In the kitchen, two empty bottles of Parador, that cheap Spanish wine, stuck out from the mess on the worktop. On the table there was a half-full wine glass with a dozen fag ends in the bottom. Old dishes were spread out on every available surface.
I took a jar of white pepper from the spice rack and rubbed a bit in my nose. Then I fetched the cleaning stuff from the cupboard.

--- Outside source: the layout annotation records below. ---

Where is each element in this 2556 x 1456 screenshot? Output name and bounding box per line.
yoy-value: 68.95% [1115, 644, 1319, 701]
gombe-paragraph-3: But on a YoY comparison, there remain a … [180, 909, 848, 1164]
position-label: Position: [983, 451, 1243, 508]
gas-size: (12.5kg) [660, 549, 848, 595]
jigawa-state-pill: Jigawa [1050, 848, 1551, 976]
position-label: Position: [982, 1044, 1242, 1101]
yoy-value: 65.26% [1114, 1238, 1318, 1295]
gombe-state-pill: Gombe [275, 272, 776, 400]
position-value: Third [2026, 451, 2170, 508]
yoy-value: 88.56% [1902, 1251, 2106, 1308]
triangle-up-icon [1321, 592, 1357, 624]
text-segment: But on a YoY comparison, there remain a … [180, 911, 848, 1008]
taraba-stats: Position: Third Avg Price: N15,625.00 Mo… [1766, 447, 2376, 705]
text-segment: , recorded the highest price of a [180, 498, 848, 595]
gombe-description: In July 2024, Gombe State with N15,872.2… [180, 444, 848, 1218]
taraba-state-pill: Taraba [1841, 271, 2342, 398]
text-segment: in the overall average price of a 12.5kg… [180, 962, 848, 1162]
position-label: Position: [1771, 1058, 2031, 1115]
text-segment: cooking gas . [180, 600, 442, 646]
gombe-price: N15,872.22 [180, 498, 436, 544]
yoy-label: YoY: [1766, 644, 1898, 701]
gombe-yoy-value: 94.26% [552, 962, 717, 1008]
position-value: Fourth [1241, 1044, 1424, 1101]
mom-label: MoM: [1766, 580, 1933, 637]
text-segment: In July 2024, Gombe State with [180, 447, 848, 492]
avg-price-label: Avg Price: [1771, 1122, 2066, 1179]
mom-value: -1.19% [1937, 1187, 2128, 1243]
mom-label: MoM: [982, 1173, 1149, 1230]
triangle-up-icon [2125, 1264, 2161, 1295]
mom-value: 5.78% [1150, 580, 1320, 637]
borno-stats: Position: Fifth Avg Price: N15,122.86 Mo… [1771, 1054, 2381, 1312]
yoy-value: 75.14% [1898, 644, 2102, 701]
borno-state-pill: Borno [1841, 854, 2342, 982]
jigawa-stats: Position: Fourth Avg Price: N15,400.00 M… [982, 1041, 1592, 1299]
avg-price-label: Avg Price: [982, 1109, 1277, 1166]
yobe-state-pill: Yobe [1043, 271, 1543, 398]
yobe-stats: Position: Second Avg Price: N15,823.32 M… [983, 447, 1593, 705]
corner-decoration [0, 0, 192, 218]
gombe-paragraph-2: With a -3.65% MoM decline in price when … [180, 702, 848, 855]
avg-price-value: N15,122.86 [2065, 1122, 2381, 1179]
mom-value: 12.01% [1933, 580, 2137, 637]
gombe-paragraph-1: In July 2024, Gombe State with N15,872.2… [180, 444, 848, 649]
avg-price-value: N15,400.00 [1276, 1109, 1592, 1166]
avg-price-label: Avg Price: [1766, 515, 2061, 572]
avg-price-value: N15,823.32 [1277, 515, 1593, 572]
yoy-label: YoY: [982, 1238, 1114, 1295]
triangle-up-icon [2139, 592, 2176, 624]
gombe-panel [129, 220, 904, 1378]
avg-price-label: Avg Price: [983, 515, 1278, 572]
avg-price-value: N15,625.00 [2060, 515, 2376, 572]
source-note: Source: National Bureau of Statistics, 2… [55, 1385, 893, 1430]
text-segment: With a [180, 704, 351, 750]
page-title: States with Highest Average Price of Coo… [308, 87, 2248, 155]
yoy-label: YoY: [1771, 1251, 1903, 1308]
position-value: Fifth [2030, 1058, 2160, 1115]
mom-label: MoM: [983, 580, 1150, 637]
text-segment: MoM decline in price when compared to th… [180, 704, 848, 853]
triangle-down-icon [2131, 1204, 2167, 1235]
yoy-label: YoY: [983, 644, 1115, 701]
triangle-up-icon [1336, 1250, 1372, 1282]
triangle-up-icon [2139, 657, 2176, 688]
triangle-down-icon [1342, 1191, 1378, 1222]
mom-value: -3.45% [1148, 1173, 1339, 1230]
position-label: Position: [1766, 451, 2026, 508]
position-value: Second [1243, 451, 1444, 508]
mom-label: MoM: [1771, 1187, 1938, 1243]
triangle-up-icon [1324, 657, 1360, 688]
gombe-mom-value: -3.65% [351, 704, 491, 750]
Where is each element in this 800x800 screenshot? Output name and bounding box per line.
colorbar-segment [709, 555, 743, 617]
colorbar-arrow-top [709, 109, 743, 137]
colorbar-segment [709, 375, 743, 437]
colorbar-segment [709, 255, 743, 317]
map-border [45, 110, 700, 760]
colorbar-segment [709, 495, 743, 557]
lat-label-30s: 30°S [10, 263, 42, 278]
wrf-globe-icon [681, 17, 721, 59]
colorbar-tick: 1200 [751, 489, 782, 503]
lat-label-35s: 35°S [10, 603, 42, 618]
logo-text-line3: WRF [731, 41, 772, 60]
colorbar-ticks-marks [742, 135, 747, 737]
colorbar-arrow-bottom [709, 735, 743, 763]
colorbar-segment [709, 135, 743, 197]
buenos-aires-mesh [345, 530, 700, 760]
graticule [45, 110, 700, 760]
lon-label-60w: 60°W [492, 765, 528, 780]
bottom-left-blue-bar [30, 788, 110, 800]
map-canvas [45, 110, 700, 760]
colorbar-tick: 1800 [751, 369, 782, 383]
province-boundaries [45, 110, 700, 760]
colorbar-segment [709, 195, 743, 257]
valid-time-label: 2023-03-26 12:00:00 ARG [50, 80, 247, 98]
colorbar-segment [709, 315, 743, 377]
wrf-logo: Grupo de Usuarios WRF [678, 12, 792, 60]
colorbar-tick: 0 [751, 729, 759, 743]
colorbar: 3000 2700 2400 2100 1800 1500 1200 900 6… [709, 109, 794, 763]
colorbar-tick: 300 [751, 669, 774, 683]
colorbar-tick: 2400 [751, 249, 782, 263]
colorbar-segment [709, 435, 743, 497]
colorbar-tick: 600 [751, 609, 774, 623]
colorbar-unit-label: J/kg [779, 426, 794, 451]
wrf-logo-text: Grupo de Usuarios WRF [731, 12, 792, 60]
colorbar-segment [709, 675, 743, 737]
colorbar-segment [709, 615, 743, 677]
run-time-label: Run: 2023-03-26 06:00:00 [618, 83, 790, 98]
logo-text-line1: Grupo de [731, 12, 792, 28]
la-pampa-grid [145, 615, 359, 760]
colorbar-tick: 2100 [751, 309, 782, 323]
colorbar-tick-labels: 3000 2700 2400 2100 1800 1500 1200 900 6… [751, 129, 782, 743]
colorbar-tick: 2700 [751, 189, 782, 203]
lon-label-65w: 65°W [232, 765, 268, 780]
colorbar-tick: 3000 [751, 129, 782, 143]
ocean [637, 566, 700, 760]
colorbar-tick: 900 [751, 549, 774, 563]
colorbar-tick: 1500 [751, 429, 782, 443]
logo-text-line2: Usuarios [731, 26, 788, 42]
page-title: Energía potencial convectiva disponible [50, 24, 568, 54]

I’d lost count of how many times I had done this. I might have been six or seven years old the first time I cleared up an adult’s vomit. I think it was Dad’s that time, after a party that had got out of hand. The vomit had lain on the bathroom floor for an entire day, nobody was bothered about it, people just walked around it, maybe swore a bit about the smell while they had a piss or did their make-up in the mirror before returning to the drunken party in the next room to dance, stagger around, sing, fight and fall asleep, until I couldn’t stand it any longer and rinsed it away with the shower head. But I never got used to it. The smell almost made me pass out. I had invented that thing with the white pepper myself. You sneezed a bit at first, but then you got a burning sensation in your nostrils, like your sense of smell was numbed, and you didn’t notice the smell so strongly...
When I had finished I put the cleaning things back and washed my hands in the kitchen sink. Strangely enough, I felt hungry. If Mum had received her benefits cheque or child benefit today, which strongly appeared to be the case, there must be food in the house.